How are healthcare providers trying to make surgery safer? 5 things to know

Sentinel events still happen and a large number take place in the operating room. Here are five things to know about surgical errors and the ways healthcare providers are tackling the problem to make surgery safer, according to a report by The Wall Street Journal.

1. Though stopgap measures such as checklists are already in place, surgical errors persist. A foreign object is left inside a patient 39 times per week, the wrong procedure is performed on a patient 20 times per week, wrong-site surgery is performed 20 times per week and in 2013 there were 157,000 surgical-site infections, according to the report.

2. Numbers are telling. Healthcare providers are turning to data for answers. Programs such as the National Surgical Quality Improvement Project aim to collect and analyze data in an effort to identify safety gaps. Platforms such as this allow for national benchmarking, widespread peer-to-peer comparison that allows providers to see and correct potential safety failings.

3. Surgery may seem like a passive event for patients, who once on the operating table are anesthetized and in the surgeon's hands, but they can play a role safety measures. Healthcare providers are in fact focusing on patient preparation in an effort to circumvent potential issues in the OR. Pre-operative protocols, such as patient bathing with antiseptics, are being carefully monitored. Some elective procedures are even delayed in an effort to improve patient health prior to a procedure.

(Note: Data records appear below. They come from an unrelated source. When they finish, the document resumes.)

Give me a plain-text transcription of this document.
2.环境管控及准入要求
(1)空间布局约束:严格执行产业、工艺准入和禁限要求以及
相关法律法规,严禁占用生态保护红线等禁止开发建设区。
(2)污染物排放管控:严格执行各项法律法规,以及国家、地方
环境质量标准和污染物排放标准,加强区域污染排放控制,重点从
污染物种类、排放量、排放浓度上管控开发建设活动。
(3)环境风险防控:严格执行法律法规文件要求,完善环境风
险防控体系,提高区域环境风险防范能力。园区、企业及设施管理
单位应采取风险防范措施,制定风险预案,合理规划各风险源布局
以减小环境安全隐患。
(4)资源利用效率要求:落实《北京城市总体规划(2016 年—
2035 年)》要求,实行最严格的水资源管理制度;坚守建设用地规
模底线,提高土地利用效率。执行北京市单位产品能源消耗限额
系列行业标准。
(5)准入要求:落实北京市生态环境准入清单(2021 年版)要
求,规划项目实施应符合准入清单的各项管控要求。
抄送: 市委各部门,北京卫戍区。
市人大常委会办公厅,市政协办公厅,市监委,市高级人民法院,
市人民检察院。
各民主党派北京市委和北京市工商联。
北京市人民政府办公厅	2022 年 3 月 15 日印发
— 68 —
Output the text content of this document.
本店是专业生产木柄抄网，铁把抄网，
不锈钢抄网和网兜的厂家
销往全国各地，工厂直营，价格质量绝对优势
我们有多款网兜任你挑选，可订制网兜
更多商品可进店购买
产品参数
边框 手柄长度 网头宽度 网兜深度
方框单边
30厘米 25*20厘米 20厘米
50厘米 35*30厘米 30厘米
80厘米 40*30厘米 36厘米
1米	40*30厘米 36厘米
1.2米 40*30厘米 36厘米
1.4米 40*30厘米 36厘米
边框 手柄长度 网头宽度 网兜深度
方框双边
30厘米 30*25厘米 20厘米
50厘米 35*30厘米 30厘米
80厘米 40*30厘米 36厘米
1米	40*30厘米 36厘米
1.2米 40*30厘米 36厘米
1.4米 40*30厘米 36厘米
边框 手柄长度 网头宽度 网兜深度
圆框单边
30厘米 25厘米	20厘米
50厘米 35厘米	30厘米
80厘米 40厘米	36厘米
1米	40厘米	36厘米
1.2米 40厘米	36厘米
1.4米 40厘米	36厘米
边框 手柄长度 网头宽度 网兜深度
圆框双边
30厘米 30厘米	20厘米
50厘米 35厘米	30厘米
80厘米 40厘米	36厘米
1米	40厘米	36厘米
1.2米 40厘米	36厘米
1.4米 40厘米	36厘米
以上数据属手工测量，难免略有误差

4. ORs are full of technology, the latest implants and instruments, but technology can also be used to prevent surgical errors. For example, radio-frequency identification tags can be used with sponges to ensure none are left inside the patient.  

5. To err is human, but the stakes are considerably higher in healthcare. One of the most important steps providers are taking in the effort to improve safety is education. Surgeons and surgical staff are being educated on issues such as the risk of OR fires and infection control protocols.